Chinese venture capital activity has perked up, with funds raising $1.07 billion in Q1 and venture-backed IPOs reaping $2.05 billion, in the run-up to the much-anticipated listing of Alibaba in New York.
The $1.07 billion was raised by six venture funds that closed during the quarter, which is up 37% from Q4 2013, according to Dow Jones Venture Source research.
Qiming Venture Partners, based in Shanghai, led VC activity during the quarter, raising $500 million for its fourth VC fund. It was followed by US-based DCM’s seventh China venture fund, which closed at $330 million, and the debut fund of Shanghai’s Banyan Capital, which raised $206 million.

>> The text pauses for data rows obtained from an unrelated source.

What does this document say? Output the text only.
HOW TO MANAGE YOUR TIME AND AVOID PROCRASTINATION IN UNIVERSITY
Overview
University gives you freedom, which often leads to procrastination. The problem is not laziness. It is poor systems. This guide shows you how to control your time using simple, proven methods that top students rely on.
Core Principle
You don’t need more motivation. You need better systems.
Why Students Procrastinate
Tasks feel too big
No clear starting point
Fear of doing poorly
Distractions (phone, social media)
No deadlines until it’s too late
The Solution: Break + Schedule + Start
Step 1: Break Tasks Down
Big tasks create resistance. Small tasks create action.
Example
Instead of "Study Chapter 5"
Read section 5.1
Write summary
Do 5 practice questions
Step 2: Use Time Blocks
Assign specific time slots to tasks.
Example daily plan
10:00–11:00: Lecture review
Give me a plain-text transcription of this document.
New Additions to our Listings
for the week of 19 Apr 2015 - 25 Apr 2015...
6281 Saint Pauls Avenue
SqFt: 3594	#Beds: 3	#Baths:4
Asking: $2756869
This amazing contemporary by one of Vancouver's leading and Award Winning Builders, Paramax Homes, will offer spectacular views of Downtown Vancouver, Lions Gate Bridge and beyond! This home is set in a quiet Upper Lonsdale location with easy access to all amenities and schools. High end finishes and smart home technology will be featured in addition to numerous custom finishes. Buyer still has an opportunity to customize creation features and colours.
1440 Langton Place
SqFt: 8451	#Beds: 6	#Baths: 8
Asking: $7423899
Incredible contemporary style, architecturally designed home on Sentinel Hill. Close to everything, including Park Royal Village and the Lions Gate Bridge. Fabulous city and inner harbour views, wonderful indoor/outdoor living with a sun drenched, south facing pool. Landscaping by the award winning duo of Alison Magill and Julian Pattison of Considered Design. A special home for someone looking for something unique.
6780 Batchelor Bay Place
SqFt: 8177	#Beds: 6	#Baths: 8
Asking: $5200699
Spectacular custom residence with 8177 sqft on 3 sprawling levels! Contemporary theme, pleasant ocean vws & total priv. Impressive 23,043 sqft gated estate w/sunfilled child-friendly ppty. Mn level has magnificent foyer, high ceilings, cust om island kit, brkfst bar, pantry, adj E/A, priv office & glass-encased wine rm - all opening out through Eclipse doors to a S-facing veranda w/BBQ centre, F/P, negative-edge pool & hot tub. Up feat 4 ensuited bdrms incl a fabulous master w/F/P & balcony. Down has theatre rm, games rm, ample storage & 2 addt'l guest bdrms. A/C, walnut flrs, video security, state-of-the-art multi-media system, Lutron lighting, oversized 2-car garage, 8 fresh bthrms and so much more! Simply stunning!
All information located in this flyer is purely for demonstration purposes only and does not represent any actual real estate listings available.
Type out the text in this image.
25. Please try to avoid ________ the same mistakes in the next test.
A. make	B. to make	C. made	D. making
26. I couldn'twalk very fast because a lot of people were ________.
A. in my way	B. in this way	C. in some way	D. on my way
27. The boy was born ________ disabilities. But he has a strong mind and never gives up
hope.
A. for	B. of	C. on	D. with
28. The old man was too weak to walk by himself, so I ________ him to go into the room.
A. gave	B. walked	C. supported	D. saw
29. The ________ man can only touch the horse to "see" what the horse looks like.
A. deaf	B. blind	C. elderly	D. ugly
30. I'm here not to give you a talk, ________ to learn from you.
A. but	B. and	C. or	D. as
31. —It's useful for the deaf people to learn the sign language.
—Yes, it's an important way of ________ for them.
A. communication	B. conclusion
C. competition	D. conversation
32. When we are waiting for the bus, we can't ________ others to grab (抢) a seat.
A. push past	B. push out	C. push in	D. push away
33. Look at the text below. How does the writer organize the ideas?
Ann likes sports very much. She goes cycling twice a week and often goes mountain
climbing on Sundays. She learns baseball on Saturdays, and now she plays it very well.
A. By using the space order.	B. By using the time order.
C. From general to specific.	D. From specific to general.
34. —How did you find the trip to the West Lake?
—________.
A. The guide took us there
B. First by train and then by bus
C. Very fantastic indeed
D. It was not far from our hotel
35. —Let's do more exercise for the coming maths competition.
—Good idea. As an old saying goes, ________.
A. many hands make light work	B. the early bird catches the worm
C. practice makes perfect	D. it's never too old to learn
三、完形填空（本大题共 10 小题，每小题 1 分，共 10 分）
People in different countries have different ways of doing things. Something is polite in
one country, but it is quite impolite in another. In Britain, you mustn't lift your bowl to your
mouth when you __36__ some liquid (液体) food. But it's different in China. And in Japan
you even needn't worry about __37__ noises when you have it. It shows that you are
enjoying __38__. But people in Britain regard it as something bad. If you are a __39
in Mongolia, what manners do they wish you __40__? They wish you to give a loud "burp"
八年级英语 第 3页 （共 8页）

Banyan Capital – a spin-off of mainland VC pioneer IDG Capital Partners – had initially targeted $150 million, but was reportedly oversubscribed after only about two months in the market.
In Q1, 27 VC-backed mainland companies went public, raising a total of $2.05 billion, up 26% from the previous quarter (See graph: Chinese VC-backed IPOs, 2011-14).
Other VC-backed IPOs were considerably smaller, with Neway Valve’s Shanghai listing raising $146 million, while Chenzhou City Jingui Silver Industry’s took in $124 billion from its debut on the Shenzhen Stock Exchange.
The IPOs represent a rebound from Q1 2013 when there were no VC-backed listings in China and only two in the following quarter. A bottleneck in mainland listings had effectively closed the most widely-used exit strategy for many VC and private equity firms in the market.
The return of the IPO exit route may have helped boost investments into mainland VC-backed companies, which in Q1 totalled $2 billion through 90 deals. It represents a 55% increase in capital inflows from the previous quarter.
Companies in the consumer services sector accounted for $1.4 billion of the amount of invested in VC-backed companies, followed by IT ($398 million) and business and financial services ($221 million).
However, Dow Jones Venture Source’s classification of consumer services includes operators of online retail businesses, including electronic commerce sites.
The biggest deal among all VC-backed companies in Q1 was a $400 million investment by Tencent Holdings into Shanghai Hantao Information Consultancy. The latter operates the popular website Dianping.com, China’s largest consumer review website.
Bullish investor sentiment towards mainland online consumer businesses were buoyed last year with the IPO plans of Alibaba – China’s biggest e-commerce retailer, which is expected to raise up to $25 billion this year through a US listing.
However, valuations of mainland online businesses may be dampened by an ongoing global tech stock rout, which saw the stock of Hong Kong-listed Tencent – which operates the WeChat mobile messaging platform – drop 6.7% on April 11.